The back-off week is a funny little animal in that you know you need it, yet it can literally be one of the hardest weeks in your routine because it’s hard to get motivated for it. This is a typical day for me in my back off week.
Snatch - 65%/2, 65%x2, 70%x2, 75%x1, (80%/1)3
Snatch Pull - (95%/2)2, 100%/2
Back Squat - 70%/3, 75%/3, (80%x2)3
Now looking at that one would think “how hard can that be?” and honestly it shouldn’t be, but that’s the point in a back-off week. Odds are its going to be hard because you need to back off. The week before that I was hitting doubles in the snatch @ 85+% for multiple sets, and yet a single at 80% this week feels like it’s welded to the platform. It’s a very hard thing to understand but this sport doesn’t allow you to hit PRs on a week to week basis for very long as many of you have already experienced. Your body can only take a beating for so long before you start to get diminishing returns on it. So as the old saying goes, you need to take step backwards to keep taking steps forwards.

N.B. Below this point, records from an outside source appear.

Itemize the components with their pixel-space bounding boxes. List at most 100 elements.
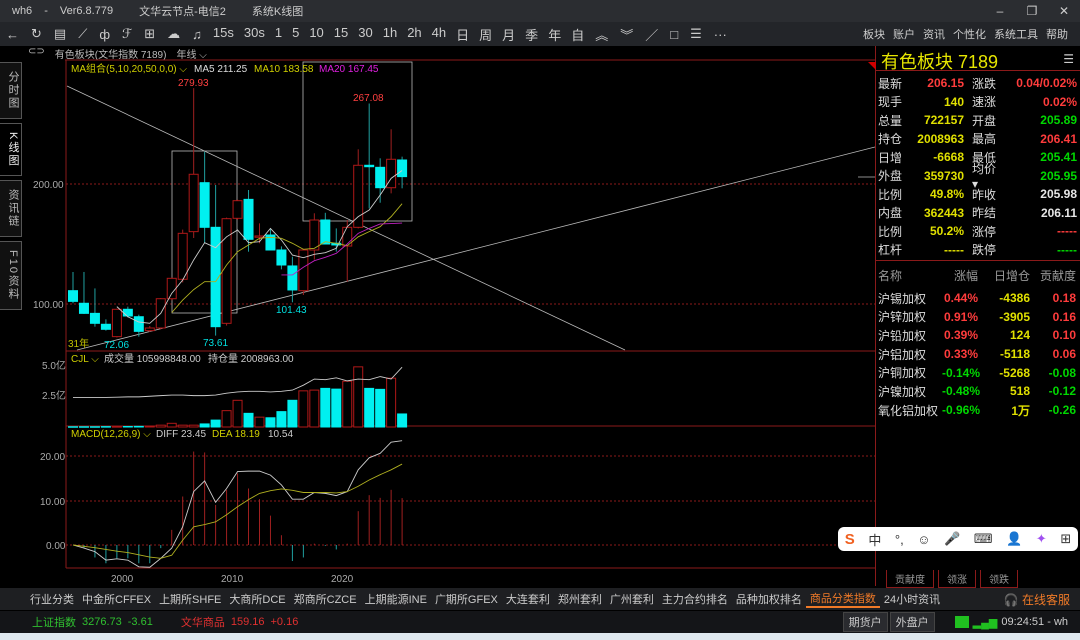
volume-bar	[155, 424, 166, 428]
item-change: -0.96%	[942, 403, 981, 418]
index1-name[interactable]: 上证指数	[32, 614, 76, 630]
bottom-tab[interactable]: 品种加权排名	[732, 591, 806, 607]
menu-system-tools[interactable]: 系统工具	[990, 26, 1042, 42]
index2-name[interactable]: 文华商品	[181, 614, 225, 630]
bottom-tab[interactable]: 郑商所CZCE	[290, 591, 361, 607]
index2-change: +0.16	[270, 616, 299, 628]
quote-value: 50.2%	[929, 224, 964, 239]
quote-label: 比例	[878, 224, 903, 239]
item-change: 0.44%	[943, 291, 978, 306]
bottom-tab[interactable]: 商品分类指数	[805, 590, 880, 608]
candle-body	[78, 302, 89, 314]
volume-value: 成交量 105998848.00	[104, 352, 201, 365]
item-contribution: -0.08	[1048, 365, 1076, 380]
quote-value: 205.95	[1040, 168, 1077, 183]
col-change[interactable]: 涨幅	[942, 267, 978, 284]
high-label: 267.08	[353, 93, 384, 104]
quote-table: 最新 206.15 涨跌 0.04/0.02% 现手 140 速涨 0.02% 总量 722157…	[876, 74, 1080, 259]
item-contribution: 0.18	[1052, 291, 1076, 306]
bottom-tab[interactable]: 24小时资讯	[880, 591, 944, 607]
item-change: -0.14%	[942, 365, 981, 380]
candle-body	[232, 200, 243, 219]
menu-news[interactable]: 资讯	[919, 26, 949, 42]
candle-body	[100, 323, 111, 330]
sogou-logo-icon[interactable]: S	[845, 531, 855, 548]
quote-label: 昨结	[972, 206, 997, 221]
item-contribution: -0.12	[1048, 384, 1076, 399]
open-interest-value: 持仓量 2008963.00	[208, 352, 294, 365]
ime-emoji-icon[interactable]: ☺	[917, 532, 930, 547]
volume-bar	[122, 426, 133, 428]
volume-bar	[210, 419, 221, 428]
candle-body	[353, 164, 364, 228]
bottom-tab[interactable]: 广州套利	[606, 591, 658, 607]
status-bar: 上证指数 3276.73 -3.61 文华商品 159.16 +0.16 期货户…	[0, 611, 1080, 633]
ime-user-icon[interactable]: 👤	[1006, 531, 1022, 547]
kline-chart[interactable]: 200.00 100.00 5.0亿 2.5亿 20.00 10.00 0.00…	[0, 0, 875, 588]
candle-body	[122, 308, 133, 317]
quote-value: 205.41	[1040, 150, 1077, 165]
minimize-button[interactable]: –	[984, 0, 1016, 22]
candle-body	[89, 312, 100, 324]
bottom-tab[interactable]: 郑州套利	[554, 591, 606, 607]
list-item[interactable]: 沪镍加权 -0.48% 518 -0.12	[876, 382, 1080, 401]
cjl-selector[interactable]: CJL ⌵	[71, 354, 99, 365]
bottom-tab[interactable]: 行业分类	[26, 591, 78, 607]
menu-personalize[interactable]: 个性化	[949, 26, 990, 42]
online-service-button[interactable]: 🎧 在线客服	[1004, 591, 1070, 608]
item-contribution: 0.10	[1052, 328, 1076, 343]
list-item[interactable]: 沪铜加权 -0.14% -5268 -0.08	[876, 363, 1080, 382]
bottom-tab[interactable]: 大商所DCE	[225, 591, 289, 607]
bottom-tab[interactable]: 上期能源INE	[361, 591, 431, 607]
list-item[interactable]: 沪铅加权 0.39% 124 0.10	[876, 326, 1080, 345]
quote-label: 比例	[878, 187, 903, 202]
volume-bar	[68, 426, 78, 428]
maximize-button[interactable]: ❐	[1016, 0, 1048, 22]
bottom-tab[interactable]: 主力合约排名	[658, 591, 732, 607]
item-change: -0.48%	[942, 384, 981, 399]
ime-punctuation-icon[interactable]: °,	[895, 532, 904, 547]
volume-bar	[287, 399, 298, 428]
quote-row: 总量 722157 开盘 205.89	[876, 111, 1080, 130]
col-name[interactable]: 名称	[876, 267, 942, 284]
quote-label: 涨跌	[972, 76, 997, 91]
quote-row: 杠杆 ----- 跌停 -----	[876, 241, 1080, 260]
bottom-tab[interactable]: 中金所CFFEX	[78, 591, 155, 607]
quote-row: 持仓 2008963 最高 206.41	[876, 130, 1080, 149]
volume-bar	[221, 410, 232, 428]
bottom-tab[interactable]: 广期所GFEX	[431, 591, 502, 607]
panel-menu-icon[interactable]: ☰	[1063, 52, 1074, 66]
bottom-tab[interactable]: 大连套利	[502, 591, 554, 607]
ma-selector[interactable]: MA组合(5,10,20,50,0,0) ⌵	[71, 62, 187, 75]
ime-keyboard-icon[interactable]: ⌨	[974, 531, 993, 547]
list-item[interactable]: 沪锌加权 0.91% -3905 0.16	[876, 307, 1080, 326]
macd-label: 20.00	[40, 452, 65, 463]
col-contribution[interactable]: 贡献度	[1030, 267, 1078, 284]
ma10-value: MA10 183.58	[254, 64, 314, 75]
macd-label: 10.00	[40, 497, 65, 508]
quote-row: 最新 206.15 涨跌 0.04/0.02%	[876, 74, 1080, 93]
futures-account-button[interactable]: 期货户	[842, 612, 888, 632]
quote-value: 362443	[923, 205, 964, 220]
col-oi-change[interactable]: 日增仓	[978, 267, 1030, 284]
volume-bar	[100, 426, 111, 428]
menu-help[interactable]: 帮助	[1042, 26, 1072, 42]
tab-top-losers[interactable]: 领跌	[980, 570, 1018, 588]
list-item[interactable]: 氧化铝加权 -0.96% 1万 -0.26	[876, 401, 1080, 420]
ime-apps-icon[interactable]: ⊞	[1060, 531, 1071, 547]
ime-voice-icon[interactable]: 🎤	[944, 531, 960, 547]
ime-skin-icon[interactable]: ✦	[1036, 531, 1047, 547]
list-item[interactable]: 沪锡加权 0.44% -4386 0.18	[876, 289, 1080, 308]
foreign-account-button[interactable]: 外盘户	[889, 612, 935, 632]
bottom-tab[interactable]: 上期所SHFE	[155, 591, 225, 607]
candle-body	[68, 290, 78, 302]
tab-contribution[interactable]: 贡献度	[886, 570, 934, 588]
close-button[interactable]: ✕	[1048, 0, 1080, 22]
macd-selector[interactable]: MACD(12,26,9) ⌵	[71, 429, 151, 440]
volume-bar	[375, 388, 386, 428]
ime-chinese-toggle[interactable]: 中	[868, 530, 881, 549]
menu-account[interactable]: 账户	[889, 26, 919, 42]
tab-top-gainers[interactable]: 领涨	[938, 570, 976, 588]
list-item[interactable]: 沪铝加权 0.33% -5118 0.06	[876, 345, 1080, 364]
ma5-value: MA5 211.25	[194, 64, 248, 75]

I want to leave you with some tips and thoughts about the back off week to think about and/or implement in your own training.
1. Always plan your breaks or they will plan you, I can promise you that.
2. If you feel slow, beat up or sore as hell during your back off week then you timed it well.
3. You earned it, so enjoy the week, but it doesn’t mean you get to take it lightly. Warm ups and recovery need to adhered to as if it were a normal week.
4. Be brief, Be bold and Be gone. Meaning get in there get to business and get out. These weeks tend to be much shorter so use the time to catch up on other things in your personal life that might get pushed to the side in a normal training week. If you need to get married, I would use this week.
5. Don’t add to the program. By Thursday you should be feeling pretty good. Trust the program and finish the week out as it is written and just know that by Monday you will be feeling even better.
6. Stay out of the gym if you can. I just caught myself doing this a few minutes ago. Off day, yet I was walking by and just poked my head in to see what was going on and next thing I know I am messing around with some dumbbells. It’s time away and respect it for just that.
7. Clean out your gym bag and wash your knee sleeves. Yes, it’s you that has the awful-smelling sleeves, not the guy next to you.
8. If you are having a great 2-3 weeks of training and everything is flying and you feel unstoppable, that is the time to start thinking about your step backwards. It’s better to slow down (notice I didn’t say stop) on your terms than something else’s.
So in closing, remember that even Wolverine sleeps and that guy recovers from everything, so we as mortals should remember that even if we feel superhuman for a bit, recovery is a much-needed time in our training.